For most teams, the MLB season ended on Sunday. As a lifelong fan of the Orioles, the season, realistically, ended somewhere back in early June. The Orioles have now gone 11 consecutive seasons without a winning record. With the Rays’ coming of age this season, the O’s are now the only American League team that has yet to have a winning season this century (In the NL, the Pirates and Reds are also losers of the century, but the Pirates have been more futile, without a winning season since 1992).

Despite these perennial exercises in un-success, come mid-March, my brother and I and many of our friends manage to convince ourselves that this is the Orioles’ year. Not the year that they win the division or make the playoffs, but the year that they manage to win more than 81 games, because they finally have that pitcher/shortstop/power bat that they need. We go to the games and watch them on TV. When they come to Seattle I’m one of about 10 Baltimore fans in the entire stadium.

Once they’ve been officially eliminated from playoff contention (usually sometime in August), it’s harder to watch them. But we still watch because it’s what we’ve done since we started following professional baseball and collecting the cards and autographs and making a daily ritual of checking the box scores and stats and standings. To a true fan, baseball is a lifestyle, and as soon as the final out of the World Series is made you actually withdraw somewhat from society, and don’t start to emerge until pitchers and catchers report in mid-February.
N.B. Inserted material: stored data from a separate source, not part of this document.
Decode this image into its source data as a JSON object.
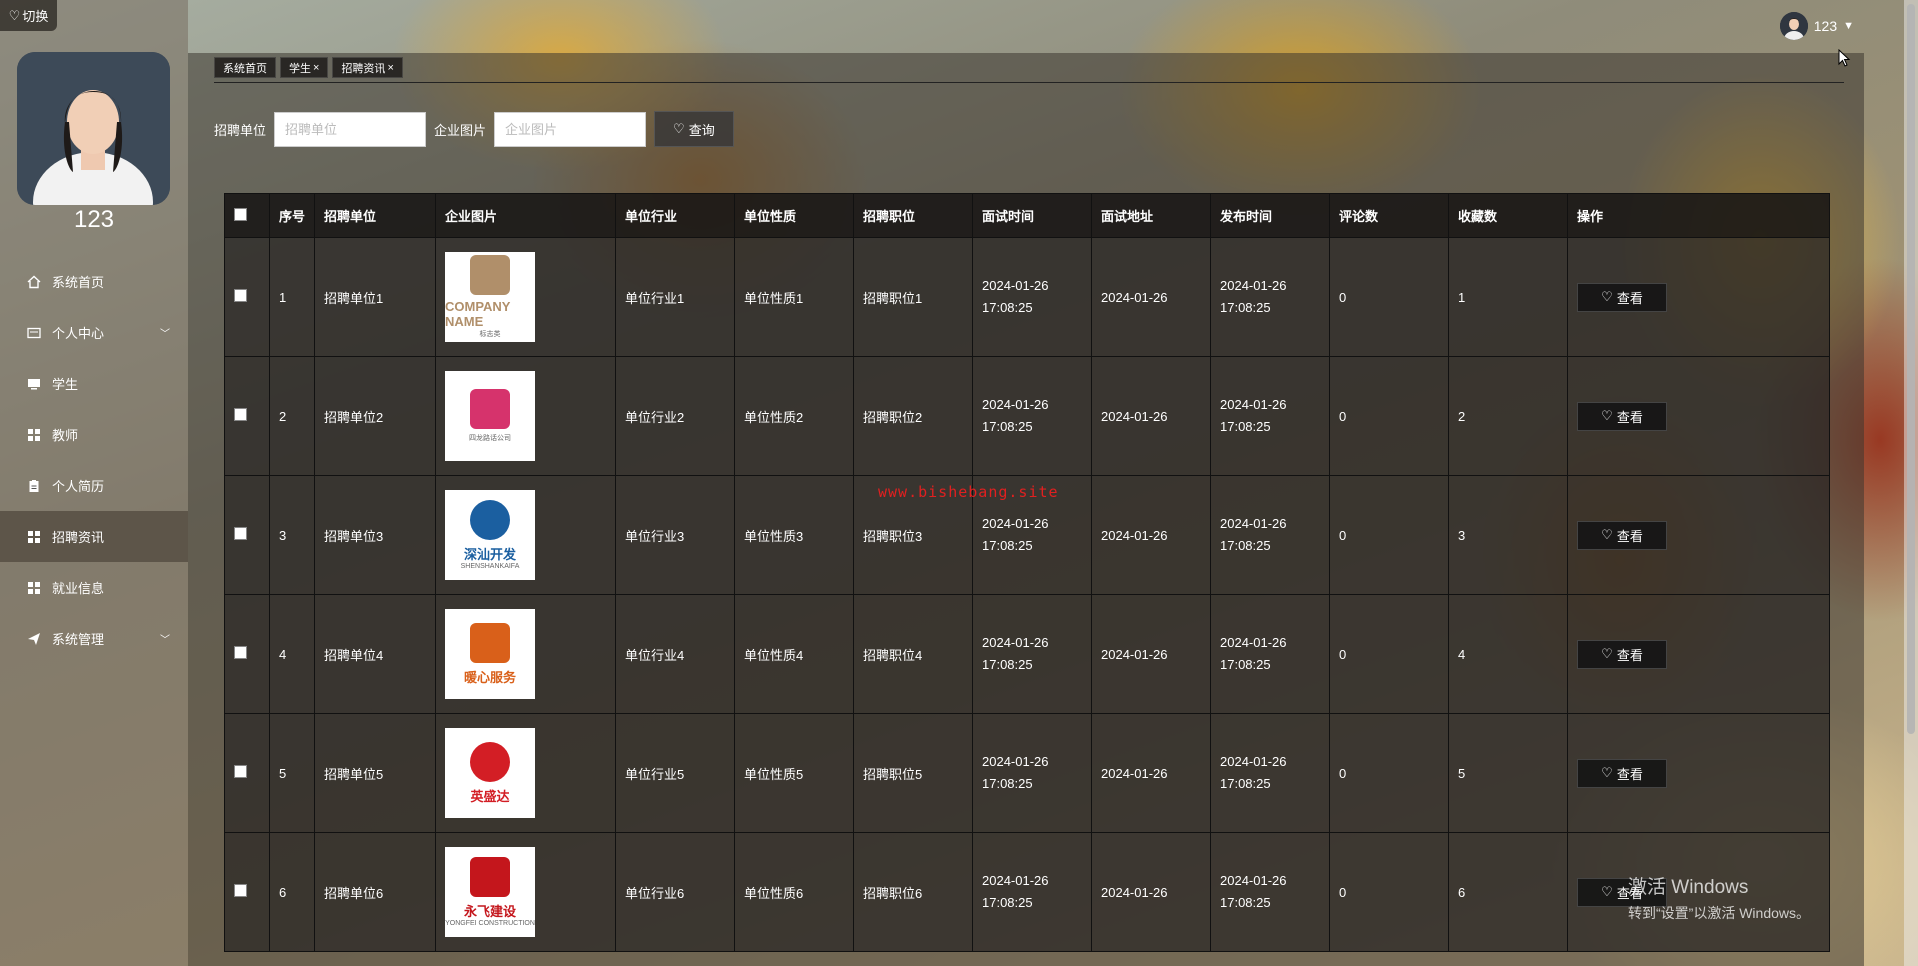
{
  "sidebar": {
    "switch_label": "切换",
    "username": "123",
    "items": [
      {
        "label": "系统首页",
        "icon": "home-icon"
      },
      {
        "label": "个人中心",
        "icon": "id-card-icon",
        "has_submenu": true
      },
      {
        "label": "学生",
        "icon": "monitor-icon"
      },
      {
        "label": "教师",
        "icon": "grid-icon"
      },
      {
        "label": "个人简历",
        "icon": "clipboard-icon"
      },
      {
        "label": "招聘资讯",
        "icon": "grid-icon",
        "active": true
      },
      {
        "label": "就业信息",
        "icon": "grid-icon"
      },
      {
        "label": "系统管理",
        "icon": "paper-plane-icon",
        "has_submenu": true
      }
    ]
  },
  "topbar": {
    "user_label": "123"
  },
  "tags": [
    {
      "label": "系统首页",
      "closable": false
    },
    {
      "label": "学生",
      "closable": true
    },
    {
      "label": "招聘资讯",
      "closable": true
    }
  ],
  "search": {
    "company_label": "招聘单位",
    "company_placeholder": "招聘单位",
    "image_label": "企业图片",
    "image_placeholder": "企业图片",
    "query_button": "查询"
  },
  "table": {
    "headers": [
      "序号",
      "招聘单位",
      "企业图片",
      "单位行业",
      "单位性质",
      "招聘职位",
      "面试时间",
      "面试地址",
      "发布时间",
      "评论数",
      "收藏数",
      "操作"
    ],
    "view_label": "查看",
    "rows": [
      {
        "no": "1",
        "company": "招聘单位1",
        "logo_text": "COMPANY NAME",
        "logo_sub": "标志类",
        "logo_color": "#b08f6a",
        "industry": "单位行业1",
        "nature": "单位性质1",
        "position": "招聘职位1",
        "interview_time": "2024-01-26 17:08:25",
        "address": "2024-01-26",
        "publish_time": "2024-01-26 17:08:25",
        "comments": "0",
        "favorites": "1"
      },
      {
        "no": "2",
        "company": "招聘单位2",
        "logo_text": "",
        "logo_sub": "四龙路话公司",
        "logo_color": "#d6336c",
        "industry": "单位行业2",
        "nature": "单位性质2",
        "position": "招聘职位2",
        "interview_time": "2024-01-26 17:08:25",
        "address": "2024-01-26",
        "publish_time": "2024-01-26 17:08:25",
        "comments": "0",
        "favorites": "2"
      },
      {
        "no": "3",
        "company": "招聘单位3",
        "logo_text": "深汕开发",
        "logo_sub": "SHENSHANKAIFA",
        "logo_color": "#1b5fa0",
        "industry": "单位行业3",
        "nature": "单位性质3",
        "position": "招聘职位3",
        "interview_time": "2024-01-26 17:08:25",
        "address": "2024-01-26",
        "publish_time": "2024-01-26 17:08:25",
        "comments": "0",
        "favorites": "3"
      },
      {
        "no": "4",
        "company": "招聘单位4",
        "logo_text": "暖心服务",
        "logo_sub": "",
        "logo_color": "#d9601a",
        "industry": "单位行业4",
        "nature": "单位性质4",
        "position": "招聘职位4",
        "interview_time": "2024-01-26 17:08:25",
        "address": "2024-01-26",
        "publish_time": "2024-01-26 17:08:25",
        "comments": "0",
        "favorites": "4"
      },
      {
        "no": "5",
        "company": "招聘单位5",
        "logo_text": "英盛达",
        "logo_sub": "",
        "logo_color": "#d31e25",
        "industry": "单位行业5",
        "nature": "单位性质5",
        "position": "招聘职位5",
        "interview_time": "2024-01-26 17:08:25",
        "address": "2024-01-26",
        "publish_time": "2024-01-26 17:08:25",
        "comments": "0",
        "favorites": "5"
      },
      {
        "no": "6",
        "company": "招聘单位6",
        "logo_text": "永飞建设",
        "logo_sub": "YONGFEI CONSTRUCTION",
        "logo_color": "#c4161c",
        "industry": "单位行业6",
        "nature": "单位性质6",
        "position": "招聘职位6",
        "interview_time": "2024-01-26 17:08:25",
        "address": "2024-01-26",
        "publish_time": "2024-01-26 17:08:25",
        "comments": "0",
        "favorites": "6"
      }
    ]
  },
  "watermark": "www.bishebang.site",
  "windows_activation": {
    "line1": "激活 Windows",
    "line2": "转到“设置”以激活 Windows。"
  }
}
But in late September when your team has been out of the race for over a month, you still care and die a little through each game of the several-game losing streaks that inevitably occur when rosters expand and the pro club starts trying out guys from AAA. It’s also easy to assume that the team’s regulars have given up and are just going through the motions at that point, not really caring how the team does from day to day.

But maybe it’s not fair to stereotype players like that. Take this past Saturday. The Orioles hosted the Blue Jays in a game that meant nothing to either team. Despite the imminent threat of rain, my brother and four friends attended the game. They had fantastic field-level seats on the third baseline. And they’d painted their chests to spell “HUFF!”. Unfortunately, Aubrey Huff was not in the starting lineup and didn’t make it into the game before the rain delay in the top of the 7th that ultimately ended the game. No matter. According to my brother:

When we got there we were momentarily disappointed to see that Huff
wasn’t even in the lineup, but after some fist pumps, chanting and
pointing in the general direction of the O’s dugout, a beer vendor
came over to our seats with a $100 bill in his hand and said, “Aubrey
Huff says to have a few rounds on him.” In that instant, more than a
decade of losing seasons was forgotten (at least temporarily).